Fuzz testing, or fuzzing, is a way of stress testing services by sending them potentially unexpected input data. I remember being very impressed by one of the early descriptions of testing software this way (Miller, Barton P., Louis Fredriksen, and Bryan So. 1990. "An empirical study of the reliability of UNIX utilities". Communications of the ACM. 33 (12): 32-44), but had never tried the technique.
Recently, however, Jenny Toves spent some time extending VIAF's date parsing software to handle dates associated with people in WorldCat. As you might imagine, passing through a hundred million new date strings found some holes in the software. While we can't guarantee that the parsing always gives the right answer, we would like to be as sure as we can that it won't blow up and cause an exception.
So, I looked into fuzzing. Rather than sending random strings to the software, the normal techniques now used tend to generate them based on a specification or by fuzzing existing test cases. Although we do have something close to a specification based on the regular expressions the code uses, I decided to try making changes to the date strings we have that are derived from VIAF dates.
Most frameworks for fuzzing are quite loosely coupled, typically they pass the fuzzed strings to a separate process that is being tested. Rather than do that, I read in each of the strings, did some simple transformations on it and called the date parsing routine to see if it would cause an exception. Here's what I did for each test string, typically for as many times as the string was long. At each step the parsing is called
- Shuffle the string ('abc' might get replaced by 'acb')
- Change the integer value of character up or down (e.g. 'b' would get replaced by 'a' and then by 'c')
- Change each character to a random Unicode character
For our 384K test strings this resulted in 1.9M fuzzed strings.

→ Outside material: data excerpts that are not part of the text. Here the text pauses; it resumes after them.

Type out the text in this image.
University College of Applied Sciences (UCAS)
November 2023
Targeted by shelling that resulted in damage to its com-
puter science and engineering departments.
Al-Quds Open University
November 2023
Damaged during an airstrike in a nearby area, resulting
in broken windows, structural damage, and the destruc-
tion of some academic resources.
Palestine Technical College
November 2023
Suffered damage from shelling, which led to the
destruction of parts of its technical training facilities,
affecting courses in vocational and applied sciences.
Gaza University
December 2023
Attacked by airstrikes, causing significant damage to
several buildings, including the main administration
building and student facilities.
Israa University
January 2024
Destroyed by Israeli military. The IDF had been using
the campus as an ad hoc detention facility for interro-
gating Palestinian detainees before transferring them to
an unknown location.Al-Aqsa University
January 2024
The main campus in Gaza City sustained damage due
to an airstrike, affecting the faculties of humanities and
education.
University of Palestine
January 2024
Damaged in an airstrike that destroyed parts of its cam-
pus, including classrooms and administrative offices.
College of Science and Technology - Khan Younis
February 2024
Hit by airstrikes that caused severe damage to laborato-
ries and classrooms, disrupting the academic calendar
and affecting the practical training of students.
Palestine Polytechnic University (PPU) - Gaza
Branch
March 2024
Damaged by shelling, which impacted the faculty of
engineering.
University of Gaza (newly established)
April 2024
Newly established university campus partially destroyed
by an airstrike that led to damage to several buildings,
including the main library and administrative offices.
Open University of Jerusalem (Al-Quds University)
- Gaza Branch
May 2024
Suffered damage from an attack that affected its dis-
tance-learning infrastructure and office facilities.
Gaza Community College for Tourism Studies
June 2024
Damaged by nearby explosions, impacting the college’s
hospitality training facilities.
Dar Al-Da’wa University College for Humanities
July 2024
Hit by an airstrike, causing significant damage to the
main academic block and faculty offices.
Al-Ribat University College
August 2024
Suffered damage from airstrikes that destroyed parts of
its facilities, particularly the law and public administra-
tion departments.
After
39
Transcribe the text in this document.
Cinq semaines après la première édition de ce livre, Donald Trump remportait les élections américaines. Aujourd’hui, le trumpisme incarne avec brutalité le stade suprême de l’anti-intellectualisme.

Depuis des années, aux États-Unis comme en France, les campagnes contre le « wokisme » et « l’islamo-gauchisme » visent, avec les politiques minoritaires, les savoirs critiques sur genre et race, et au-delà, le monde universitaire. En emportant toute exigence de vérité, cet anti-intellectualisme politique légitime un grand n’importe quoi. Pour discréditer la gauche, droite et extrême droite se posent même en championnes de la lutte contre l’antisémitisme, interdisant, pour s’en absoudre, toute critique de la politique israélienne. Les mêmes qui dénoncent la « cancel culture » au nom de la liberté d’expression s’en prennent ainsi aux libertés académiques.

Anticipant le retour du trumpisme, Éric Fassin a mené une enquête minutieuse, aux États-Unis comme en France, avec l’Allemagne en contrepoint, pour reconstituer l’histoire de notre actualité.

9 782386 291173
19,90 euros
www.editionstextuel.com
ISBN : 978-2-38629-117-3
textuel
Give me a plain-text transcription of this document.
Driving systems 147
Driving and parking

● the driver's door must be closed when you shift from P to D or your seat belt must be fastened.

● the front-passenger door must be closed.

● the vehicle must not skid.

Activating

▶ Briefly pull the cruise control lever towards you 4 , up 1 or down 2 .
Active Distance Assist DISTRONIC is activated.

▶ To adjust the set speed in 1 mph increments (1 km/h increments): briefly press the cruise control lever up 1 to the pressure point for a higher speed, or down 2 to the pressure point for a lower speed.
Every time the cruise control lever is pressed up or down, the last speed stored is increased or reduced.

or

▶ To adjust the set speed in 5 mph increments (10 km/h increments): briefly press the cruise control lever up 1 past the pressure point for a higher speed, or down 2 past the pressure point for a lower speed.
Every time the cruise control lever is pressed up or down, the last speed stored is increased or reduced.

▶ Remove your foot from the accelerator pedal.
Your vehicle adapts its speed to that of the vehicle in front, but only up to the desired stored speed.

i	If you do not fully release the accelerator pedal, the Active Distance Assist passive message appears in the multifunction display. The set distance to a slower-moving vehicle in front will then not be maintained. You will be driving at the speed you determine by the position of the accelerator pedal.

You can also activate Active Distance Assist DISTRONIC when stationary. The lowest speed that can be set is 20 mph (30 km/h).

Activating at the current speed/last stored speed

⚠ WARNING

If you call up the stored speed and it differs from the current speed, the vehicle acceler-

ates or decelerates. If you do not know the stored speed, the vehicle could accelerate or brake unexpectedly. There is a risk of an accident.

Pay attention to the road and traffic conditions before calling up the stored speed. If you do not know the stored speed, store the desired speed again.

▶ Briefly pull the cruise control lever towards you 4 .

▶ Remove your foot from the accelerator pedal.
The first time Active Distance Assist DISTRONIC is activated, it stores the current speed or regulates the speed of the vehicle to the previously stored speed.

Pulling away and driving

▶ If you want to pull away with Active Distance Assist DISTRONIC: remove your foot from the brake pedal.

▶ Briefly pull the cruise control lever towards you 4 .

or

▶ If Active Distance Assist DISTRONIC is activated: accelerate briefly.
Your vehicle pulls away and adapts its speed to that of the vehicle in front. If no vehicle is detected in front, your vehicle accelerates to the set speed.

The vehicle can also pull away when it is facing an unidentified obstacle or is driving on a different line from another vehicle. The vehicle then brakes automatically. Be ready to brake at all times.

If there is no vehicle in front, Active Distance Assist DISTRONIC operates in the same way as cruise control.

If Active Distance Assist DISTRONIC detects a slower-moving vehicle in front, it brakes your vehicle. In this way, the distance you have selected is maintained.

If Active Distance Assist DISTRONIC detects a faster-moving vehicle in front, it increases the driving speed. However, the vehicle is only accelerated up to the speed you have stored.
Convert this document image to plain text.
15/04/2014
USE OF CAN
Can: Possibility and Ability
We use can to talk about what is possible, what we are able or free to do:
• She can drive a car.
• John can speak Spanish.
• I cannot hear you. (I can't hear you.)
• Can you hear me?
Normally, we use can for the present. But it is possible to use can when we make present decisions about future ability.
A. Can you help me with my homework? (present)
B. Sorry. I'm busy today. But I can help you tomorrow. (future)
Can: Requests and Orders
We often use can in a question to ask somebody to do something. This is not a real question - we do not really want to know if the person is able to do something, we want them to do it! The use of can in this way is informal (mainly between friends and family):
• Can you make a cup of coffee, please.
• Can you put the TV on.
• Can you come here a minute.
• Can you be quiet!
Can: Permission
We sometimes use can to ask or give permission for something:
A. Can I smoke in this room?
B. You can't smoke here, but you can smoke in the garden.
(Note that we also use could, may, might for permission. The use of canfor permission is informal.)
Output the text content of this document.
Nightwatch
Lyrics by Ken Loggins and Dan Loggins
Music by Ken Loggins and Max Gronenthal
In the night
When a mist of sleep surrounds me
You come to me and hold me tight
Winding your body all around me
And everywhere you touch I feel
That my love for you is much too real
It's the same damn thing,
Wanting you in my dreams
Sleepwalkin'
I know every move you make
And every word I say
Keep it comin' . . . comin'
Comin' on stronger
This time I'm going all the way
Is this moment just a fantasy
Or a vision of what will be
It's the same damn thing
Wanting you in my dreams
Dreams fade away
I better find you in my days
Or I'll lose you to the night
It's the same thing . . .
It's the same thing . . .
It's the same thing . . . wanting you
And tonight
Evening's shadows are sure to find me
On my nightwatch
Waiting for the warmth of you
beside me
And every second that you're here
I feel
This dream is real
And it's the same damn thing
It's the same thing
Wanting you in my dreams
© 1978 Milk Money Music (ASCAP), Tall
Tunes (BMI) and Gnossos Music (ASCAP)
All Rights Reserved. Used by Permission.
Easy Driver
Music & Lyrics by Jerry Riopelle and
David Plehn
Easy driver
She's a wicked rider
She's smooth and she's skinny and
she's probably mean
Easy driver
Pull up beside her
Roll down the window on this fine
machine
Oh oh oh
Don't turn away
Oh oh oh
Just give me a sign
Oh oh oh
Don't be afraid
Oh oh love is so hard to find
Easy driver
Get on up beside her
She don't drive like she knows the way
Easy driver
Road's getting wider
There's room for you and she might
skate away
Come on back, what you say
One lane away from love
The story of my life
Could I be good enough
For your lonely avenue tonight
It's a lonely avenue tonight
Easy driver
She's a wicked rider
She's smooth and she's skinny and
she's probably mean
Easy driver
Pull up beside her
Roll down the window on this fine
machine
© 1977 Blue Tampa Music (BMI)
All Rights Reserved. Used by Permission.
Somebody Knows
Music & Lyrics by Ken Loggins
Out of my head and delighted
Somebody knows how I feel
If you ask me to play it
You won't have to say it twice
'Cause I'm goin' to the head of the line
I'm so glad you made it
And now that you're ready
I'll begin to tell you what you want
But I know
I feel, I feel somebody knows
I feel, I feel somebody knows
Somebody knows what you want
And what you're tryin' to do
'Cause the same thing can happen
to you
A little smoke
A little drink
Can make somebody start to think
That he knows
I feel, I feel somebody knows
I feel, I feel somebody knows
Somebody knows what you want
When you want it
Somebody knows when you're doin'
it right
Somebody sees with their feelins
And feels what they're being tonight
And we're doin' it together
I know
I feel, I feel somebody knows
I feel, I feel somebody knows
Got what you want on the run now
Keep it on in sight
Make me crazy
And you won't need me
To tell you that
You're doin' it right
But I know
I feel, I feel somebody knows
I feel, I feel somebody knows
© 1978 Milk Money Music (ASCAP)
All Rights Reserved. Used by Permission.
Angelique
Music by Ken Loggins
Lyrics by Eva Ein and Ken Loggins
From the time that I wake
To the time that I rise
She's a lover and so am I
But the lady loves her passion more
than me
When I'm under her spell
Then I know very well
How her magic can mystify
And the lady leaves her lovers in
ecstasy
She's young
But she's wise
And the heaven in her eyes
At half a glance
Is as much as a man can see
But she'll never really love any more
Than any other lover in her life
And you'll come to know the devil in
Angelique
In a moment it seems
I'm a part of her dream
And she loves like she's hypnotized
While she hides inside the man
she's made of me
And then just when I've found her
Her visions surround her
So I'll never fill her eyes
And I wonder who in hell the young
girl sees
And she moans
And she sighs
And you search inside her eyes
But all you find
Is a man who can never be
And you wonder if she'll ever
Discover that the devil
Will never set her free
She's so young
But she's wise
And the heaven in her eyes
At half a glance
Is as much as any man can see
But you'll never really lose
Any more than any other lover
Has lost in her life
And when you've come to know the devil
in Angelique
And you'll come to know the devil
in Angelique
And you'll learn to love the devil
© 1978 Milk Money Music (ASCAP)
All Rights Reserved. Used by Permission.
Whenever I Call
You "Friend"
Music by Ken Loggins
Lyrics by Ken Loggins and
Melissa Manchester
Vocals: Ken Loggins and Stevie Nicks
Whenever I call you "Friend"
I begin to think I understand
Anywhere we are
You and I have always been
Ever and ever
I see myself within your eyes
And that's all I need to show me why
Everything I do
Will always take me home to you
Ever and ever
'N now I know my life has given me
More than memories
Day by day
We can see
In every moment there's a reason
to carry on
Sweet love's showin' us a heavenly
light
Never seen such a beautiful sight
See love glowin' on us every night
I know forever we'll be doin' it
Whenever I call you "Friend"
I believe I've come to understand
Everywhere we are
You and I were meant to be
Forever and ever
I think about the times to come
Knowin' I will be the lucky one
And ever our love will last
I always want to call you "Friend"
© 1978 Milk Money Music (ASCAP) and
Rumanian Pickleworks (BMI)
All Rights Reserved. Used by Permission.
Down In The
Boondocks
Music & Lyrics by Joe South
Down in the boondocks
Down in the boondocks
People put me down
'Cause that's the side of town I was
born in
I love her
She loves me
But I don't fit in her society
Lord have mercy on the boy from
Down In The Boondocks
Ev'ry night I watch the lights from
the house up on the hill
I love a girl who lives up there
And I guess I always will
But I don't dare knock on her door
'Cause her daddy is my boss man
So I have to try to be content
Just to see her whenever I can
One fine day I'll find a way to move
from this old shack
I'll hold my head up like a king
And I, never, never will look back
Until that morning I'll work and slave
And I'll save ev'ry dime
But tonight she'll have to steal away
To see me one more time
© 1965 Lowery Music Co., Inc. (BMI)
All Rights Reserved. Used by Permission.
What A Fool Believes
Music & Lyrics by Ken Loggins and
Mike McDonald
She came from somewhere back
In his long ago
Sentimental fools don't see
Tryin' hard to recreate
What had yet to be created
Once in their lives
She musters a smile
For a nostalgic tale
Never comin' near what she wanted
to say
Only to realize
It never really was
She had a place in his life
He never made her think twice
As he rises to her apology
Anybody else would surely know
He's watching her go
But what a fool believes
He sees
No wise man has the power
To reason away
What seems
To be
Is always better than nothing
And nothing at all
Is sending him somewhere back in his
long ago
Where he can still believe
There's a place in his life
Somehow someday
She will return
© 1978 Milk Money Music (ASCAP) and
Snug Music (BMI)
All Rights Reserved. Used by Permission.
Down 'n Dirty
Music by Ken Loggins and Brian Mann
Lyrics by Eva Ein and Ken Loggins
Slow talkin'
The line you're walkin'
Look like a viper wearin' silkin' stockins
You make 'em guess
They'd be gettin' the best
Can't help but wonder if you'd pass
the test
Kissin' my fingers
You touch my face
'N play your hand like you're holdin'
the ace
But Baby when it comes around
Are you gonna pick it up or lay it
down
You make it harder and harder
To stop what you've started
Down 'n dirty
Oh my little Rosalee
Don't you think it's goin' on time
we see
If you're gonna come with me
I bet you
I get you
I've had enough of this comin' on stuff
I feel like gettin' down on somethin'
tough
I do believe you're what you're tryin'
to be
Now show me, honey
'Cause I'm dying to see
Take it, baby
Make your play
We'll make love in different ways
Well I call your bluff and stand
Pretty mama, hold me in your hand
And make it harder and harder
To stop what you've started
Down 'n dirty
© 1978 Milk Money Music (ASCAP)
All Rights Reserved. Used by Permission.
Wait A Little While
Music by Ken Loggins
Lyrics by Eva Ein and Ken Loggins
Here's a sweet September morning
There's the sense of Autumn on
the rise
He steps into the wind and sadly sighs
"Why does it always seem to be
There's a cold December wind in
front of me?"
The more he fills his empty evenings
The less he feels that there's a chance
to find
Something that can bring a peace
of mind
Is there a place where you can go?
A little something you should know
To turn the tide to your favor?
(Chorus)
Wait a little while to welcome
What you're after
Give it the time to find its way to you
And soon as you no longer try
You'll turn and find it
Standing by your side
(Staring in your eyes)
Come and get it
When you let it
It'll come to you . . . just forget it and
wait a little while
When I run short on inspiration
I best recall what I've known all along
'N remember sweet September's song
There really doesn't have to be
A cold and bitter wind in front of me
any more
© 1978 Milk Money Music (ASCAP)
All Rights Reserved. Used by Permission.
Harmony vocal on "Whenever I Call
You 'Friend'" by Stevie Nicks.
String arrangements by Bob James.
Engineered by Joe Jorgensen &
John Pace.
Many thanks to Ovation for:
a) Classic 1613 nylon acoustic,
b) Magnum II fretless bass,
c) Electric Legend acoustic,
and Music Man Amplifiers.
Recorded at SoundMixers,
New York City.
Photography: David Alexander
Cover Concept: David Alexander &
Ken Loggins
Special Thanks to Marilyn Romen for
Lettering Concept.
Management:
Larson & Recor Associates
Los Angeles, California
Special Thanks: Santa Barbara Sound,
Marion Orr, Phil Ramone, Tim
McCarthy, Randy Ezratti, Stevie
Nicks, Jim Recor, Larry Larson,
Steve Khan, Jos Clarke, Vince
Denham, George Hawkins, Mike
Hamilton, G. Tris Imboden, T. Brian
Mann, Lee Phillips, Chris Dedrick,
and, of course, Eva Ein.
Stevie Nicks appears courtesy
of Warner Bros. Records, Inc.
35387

This took about an hour to run on my desktop machine.
While the testing didn't find all the bugs we knew about in the code, it did manage to tickle a couple of holes in it, so I think the rather minimal time taken (less than a day) was worth it, given the confidence it gives us that the code won't blow up on strange input.
The date parsing code in GitHub will be updated soon. Jenny is adding support for Thai dates (different calendar) and generally improving things.
Possibly the reason I thought of trying fuzzing was an amazing post on lcamtuf's blog Pulling JPEGs out of thin air. That post is really amazing. By instrumenting some JPEG software so that his fuzzing software could follow code paths at the assembly level, he was able to create byte strings representing valid JPEG images by sending in fuzzed strings, a truly remarkable achievement. My feeling on reading it was very similar to my reaction reading the original UNIX testing article cited earlier.
--Th
Now I'm curious how much work it would take to wire your date parser up so afl-fuzz can compile & run it. I've been testing it on some other libraries and the impressiveness is not marketing – it's pulled out a bunch of edge cases relatively quickly and did a good job of identifying unique crashing paths to avoid wasting too much time on the same failing path.
Reply: Seems as though you would want to watch it run at the Python interpreter level. I'm not sure how you would do that, but it should be possible. --Th
Posted by: Chris Adams | February 24, 2015 at 14:15